Willa Brown was the first African American woman to earn a U.S. pilot’s license, and the first to run for Congress. Ms. Brown was the first African American officer in the Civil Air Patrol and the first woman to hold both a pilot and mechanic’s license.
She began learning how to fly and fix airplanes in the mid-1930s. She started a national organization with two associates to increase African American interest in aviation careers. Brown eventually started a school in Chicago to train black aviators and mechanics.
During World War Two, Willa Brown lobbied the government to integrate the Army Air Corps and the Civilian Pilot Training Program in an effort to counter a 1925 Army War College study that claimed that African Americans were unfit to fly. Her efforts paved the way for the military to award training contracts for black pilots. The Cornelius Coffey School of Aeronautics trained over 200 pilots that eventually joined the famed Tuskegee Airmen.
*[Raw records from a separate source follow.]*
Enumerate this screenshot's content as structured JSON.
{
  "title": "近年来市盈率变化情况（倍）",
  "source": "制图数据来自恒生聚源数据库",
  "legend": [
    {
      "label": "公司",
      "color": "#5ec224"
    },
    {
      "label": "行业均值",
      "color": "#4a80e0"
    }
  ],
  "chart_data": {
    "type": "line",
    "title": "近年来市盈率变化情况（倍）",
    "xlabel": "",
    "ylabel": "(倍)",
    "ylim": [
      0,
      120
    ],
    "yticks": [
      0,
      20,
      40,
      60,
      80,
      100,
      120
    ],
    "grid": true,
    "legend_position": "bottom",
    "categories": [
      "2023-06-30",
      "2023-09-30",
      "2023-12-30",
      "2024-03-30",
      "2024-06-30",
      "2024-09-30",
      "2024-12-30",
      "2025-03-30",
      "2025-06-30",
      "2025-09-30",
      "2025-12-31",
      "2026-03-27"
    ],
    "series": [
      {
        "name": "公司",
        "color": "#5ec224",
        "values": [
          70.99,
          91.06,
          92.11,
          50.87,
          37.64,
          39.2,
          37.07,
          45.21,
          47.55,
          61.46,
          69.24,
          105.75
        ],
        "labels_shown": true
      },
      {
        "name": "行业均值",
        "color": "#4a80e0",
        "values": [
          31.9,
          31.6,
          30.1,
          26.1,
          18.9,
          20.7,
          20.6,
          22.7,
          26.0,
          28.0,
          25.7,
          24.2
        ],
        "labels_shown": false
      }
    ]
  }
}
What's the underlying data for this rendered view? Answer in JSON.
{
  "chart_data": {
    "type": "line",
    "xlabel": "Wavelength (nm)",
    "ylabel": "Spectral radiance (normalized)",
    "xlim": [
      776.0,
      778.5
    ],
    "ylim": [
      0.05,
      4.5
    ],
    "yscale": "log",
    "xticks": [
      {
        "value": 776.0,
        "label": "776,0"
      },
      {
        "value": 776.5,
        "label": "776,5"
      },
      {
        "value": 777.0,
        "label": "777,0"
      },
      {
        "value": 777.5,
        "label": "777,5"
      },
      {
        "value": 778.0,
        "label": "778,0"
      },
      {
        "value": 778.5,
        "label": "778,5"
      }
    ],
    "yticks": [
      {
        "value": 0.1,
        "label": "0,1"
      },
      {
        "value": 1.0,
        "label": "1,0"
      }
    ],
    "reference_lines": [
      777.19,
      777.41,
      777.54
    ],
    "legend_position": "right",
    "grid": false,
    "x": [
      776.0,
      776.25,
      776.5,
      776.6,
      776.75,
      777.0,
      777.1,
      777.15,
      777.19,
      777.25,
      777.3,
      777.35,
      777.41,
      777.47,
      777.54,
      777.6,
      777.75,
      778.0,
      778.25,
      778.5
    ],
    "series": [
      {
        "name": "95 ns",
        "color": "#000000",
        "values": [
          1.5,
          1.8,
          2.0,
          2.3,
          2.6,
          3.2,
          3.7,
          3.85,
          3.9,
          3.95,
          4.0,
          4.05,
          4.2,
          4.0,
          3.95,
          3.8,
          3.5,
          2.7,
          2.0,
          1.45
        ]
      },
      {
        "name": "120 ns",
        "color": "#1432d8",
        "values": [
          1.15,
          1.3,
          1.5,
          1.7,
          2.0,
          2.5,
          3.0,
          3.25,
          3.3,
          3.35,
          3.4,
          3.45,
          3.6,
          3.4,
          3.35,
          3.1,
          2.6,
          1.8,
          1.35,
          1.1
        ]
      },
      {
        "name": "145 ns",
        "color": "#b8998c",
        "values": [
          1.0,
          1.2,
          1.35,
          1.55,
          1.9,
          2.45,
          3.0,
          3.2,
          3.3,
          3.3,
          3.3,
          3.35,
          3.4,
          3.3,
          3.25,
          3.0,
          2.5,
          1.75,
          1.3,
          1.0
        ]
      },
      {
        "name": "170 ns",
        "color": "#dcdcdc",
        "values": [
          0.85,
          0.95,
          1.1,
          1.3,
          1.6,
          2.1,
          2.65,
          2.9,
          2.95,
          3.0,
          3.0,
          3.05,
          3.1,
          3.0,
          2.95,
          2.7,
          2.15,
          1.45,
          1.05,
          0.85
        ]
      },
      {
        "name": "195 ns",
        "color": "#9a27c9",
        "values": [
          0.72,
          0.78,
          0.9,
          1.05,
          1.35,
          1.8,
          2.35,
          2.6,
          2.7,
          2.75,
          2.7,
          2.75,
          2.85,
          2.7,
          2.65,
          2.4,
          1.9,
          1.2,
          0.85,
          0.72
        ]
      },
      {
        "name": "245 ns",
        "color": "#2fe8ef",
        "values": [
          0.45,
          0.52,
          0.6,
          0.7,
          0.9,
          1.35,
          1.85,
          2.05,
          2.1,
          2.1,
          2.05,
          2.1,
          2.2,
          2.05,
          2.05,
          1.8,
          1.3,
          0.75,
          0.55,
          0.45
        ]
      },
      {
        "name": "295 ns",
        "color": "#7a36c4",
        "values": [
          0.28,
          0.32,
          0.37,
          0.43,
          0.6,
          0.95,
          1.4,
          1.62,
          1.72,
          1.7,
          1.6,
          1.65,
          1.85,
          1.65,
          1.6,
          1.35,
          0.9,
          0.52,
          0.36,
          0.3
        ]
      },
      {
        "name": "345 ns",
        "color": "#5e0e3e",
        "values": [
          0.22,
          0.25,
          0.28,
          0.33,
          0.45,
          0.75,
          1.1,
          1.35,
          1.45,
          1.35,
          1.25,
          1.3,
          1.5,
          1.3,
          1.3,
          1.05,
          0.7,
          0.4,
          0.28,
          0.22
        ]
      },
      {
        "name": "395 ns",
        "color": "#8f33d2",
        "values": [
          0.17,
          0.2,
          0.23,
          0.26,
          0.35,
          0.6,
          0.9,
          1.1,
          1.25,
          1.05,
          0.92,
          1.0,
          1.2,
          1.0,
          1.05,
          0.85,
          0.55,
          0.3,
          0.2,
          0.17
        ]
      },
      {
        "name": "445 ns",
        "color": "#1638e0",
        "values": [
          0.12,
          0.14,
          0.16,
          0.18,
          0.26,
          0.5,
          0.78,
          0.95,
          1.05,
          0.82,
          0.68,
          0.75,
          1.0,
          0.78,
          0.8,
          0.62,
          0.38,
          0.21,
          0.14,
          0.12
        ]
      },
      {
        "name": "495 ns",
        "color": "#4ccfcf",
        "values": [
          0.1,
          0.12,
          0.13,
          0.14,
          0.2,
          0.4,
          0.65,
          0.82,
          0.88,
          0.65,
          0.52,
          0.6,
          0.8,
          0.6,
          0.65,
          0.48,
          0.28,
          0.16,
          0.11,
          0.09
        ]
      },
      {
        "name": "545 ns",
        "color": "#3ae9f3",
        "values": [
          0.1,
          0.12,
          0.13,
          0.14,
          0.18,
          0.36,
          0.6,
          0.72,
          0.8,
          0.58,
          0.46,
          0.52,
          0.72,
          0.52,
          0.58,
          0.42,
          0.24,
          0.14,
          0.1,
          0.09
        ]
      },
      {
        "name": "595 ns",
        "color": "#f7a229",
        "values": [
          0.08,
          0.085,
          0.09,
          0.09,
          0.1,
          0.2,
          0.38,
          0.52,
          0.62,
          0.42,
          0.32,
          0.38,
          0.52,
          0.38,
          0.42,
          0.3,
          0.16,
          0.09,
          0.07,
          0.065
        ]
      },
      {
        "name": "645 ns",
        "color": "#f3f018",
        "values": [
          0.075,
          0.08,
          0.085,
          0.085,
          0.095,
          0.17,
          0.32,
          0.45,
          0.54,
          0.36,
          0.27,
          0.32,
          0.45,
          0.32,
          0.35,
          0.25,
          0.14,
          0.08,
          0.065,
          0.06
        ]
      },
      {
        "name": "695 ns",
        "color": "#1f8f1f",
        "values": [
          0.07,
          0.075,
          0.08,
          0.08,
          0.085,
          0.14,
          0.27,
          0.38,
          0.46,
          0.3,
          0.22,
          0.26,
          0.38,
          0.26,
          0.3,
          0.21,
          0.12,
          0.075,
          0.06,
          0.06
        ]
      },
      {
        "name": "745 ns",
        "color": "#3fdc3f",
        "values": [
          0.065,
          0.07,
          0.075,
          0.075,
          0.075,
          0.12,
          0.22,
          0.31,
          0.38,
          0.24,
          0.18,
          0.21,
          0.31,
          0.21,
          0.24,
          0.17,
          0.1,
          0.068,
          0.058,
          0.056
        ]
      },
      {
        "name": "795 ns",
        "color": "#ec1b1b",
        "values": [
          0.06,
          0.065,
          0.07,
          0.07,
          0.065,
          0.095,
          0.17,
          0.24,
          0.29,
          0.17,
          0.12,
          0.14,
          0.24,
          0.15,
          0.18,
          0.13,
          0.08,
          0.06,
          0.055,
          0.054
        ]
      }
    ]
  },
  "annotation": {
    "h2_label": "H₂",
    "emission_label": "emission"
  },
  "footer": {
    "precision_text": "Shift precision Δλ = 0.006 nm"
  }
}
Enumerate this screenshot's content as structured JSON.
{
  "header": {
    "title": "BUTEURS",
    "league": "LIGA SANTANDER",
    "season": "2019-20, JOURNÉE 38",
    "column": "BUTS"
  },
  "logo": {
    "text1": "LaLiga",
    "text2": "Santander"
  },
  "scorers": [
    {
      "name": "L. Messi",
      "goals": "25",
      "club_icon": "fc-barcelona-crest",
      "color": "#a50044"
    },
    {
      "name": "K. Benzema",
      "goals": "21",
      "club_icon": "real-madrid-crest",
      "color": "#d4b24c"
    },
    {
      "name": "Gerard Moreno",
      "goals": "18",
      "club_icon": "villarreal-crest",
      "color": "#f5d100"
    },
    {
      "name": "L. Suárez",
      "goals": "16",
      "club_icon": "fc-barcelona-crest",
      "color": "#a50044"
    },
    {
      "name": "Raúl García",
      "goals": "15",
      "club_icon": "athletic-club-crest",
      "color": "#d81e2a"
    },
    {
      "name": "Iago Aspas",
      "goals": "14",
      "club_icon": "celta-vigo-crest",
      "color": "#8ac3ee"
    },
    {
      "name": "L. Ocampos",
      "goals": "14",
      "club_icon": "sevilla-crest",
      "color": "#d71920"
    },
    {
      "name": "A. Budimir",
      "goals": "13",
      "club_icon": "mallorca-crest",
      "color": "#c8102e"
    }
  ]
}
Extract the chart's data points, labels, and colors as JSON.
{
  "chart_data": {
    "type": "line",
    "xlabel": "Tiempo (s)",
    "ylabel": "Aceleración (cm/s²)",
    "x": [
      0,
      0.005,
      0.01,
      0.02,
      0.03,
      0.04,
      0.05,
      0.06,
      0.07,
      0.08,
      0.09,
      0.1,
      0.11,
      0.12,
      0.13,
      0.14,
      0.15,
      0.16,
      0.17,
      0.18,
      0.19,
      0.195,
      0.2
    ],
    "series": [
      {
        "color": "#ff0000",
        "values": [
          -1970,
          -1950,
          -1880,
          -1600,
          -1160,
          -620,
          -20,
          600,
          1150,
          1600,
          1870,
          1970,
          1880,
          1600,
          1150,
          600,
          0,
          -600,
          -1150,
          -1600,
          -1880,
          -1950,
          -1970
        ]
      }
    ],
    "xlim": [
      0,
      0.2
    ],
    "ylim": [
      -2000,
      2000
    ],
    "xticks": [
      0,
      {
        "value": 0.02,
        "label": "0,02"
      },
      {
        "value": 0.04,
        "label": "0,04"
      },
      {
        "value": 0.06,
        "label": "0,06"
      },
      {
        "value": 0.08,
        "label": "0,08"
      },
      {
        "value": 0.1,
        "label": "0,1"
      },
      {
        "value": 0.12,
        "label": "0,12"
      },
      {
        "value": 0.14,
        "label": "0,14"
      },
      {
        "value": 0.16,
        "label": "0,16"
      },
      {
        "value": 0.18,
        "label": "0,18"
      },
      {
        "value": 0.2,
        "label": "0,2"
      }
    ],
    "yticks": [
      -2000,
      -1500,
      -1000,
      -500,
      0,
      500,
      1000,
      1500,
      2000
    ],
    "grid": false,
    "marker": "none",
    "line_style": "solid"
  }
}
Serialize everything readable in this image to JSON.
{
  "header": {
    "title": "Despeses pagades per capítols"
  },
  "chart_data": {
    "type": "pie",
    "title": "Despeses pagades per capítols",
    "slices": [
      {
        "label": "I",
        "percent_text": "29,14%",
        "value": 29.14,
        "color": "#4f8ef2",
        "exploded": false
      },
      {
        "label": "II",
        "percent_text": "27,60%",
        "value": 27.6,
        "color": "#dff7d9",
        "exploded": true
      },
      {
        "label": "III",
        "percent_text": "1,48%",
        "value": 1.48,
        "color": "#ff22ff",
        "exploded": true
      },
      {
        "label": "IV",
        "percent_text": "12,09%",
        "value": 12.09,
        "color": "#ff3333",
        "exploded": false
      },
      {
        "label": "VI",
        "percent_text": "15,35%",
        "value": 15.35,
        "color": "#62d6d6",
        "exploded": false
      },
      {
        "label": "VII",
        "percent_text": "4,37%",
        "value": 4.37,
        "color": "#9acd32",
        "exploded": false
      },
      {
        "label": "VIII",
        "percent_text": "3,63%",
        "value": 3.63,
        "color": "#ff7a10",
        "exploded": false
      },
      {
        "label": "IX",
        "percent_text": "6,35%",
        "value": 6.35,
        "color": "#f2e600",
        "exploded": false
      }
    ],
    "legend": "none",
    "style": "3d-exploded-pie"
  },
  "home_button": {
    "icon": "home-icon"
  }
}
Also during this time Brown joined the Civil Air Patrol (CAP) achieving the rank of Lieutenant, the first African American to become an officer in the CAP.
Born in Kentucky, Willa spent most of her life in Chicago, Illinois. In the early 1950s she ran twice for Congress in Illinois, the first African American woman to run in a congressional primary. While she was not successful in either campaign, Brown continued as an educator, teaching business and aeronautics in the Chicago Public Schools. After her retirement in 1971, she achieved one more first, by serving on the Women’s Advisory Committee of the Federal Aviation Administration.